If they are completely random, they couldn't be differenciable, isn't it? Then the differenciable (or not) characteristics of the brownian movements should be related to the quantum indeterminacy. But I'm not sure that brownian motion is an emergent fenomena of quantum: it involves the macroscopic world (molecules, liquid, solids), so perhaps we must focus in other direction to determine its motion caractheristics. Once the brownian impulse has started in the quantum scale, it begins to be a classical movement in the macroscopic scale. Perhaps the only real quantum factor in the brownian motion is the time of starting impulses, not the motion itself.
Discrete stochastic processes are of course mathematical idealizations of real physical fluctuation phenomena, but within this framework stochastic trajectories (whether Markovian or non-Markovian) are usually not differentiable.
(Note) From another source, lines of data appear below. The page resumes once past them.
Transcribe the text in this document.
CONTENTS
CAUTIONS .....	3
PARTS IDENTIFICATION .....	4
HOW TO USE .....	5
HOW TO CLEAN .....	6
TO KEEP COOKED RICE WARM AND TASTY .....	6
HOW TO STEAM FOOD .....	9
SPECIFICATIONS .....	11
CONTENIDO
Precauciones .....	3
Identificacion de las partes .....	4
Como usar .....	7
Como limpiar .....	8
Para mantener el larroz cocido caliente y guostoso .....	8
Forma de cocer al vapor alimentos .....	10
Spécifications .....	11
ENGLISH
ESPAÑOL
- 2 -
This is somewhat strange question to ask - do you have a specific application in mind?
As far as non-Markovian effects on Brownian motion are concerned, I have shown that the Brownian paths are indeed differentiable functions. This upshot has been recently published in the Physica A. The abstract of this paper is the following:
"Non-Markovian effects on the Brownian movement of a free particle in the presence as well as in the absence of inertial force are investigated under the framework of generalized Fokker–Planck equations (Rayleigh and Smoluchowski equations). More specifically, it is predicted that non-Markovian features can diminish the values of both the root mean square displacement and the root mean square momentum, thereby assuring the mathematical property of analyticity of such physically observable quantities for all times t ≥ 0. Accordingly, the physical concept of non-Markovian Brownian trajectory turns out to be mathematically well defined by differentiable functions for all t ≥ 0. Another consequence of the non-Markovicity property is that the Langevin stochastic equations underlying the Fokker–Planck equations should be interpreted as genuine differential equations and not as integral equations according to a determined interpretation rule (Doob’s rule, for instance)."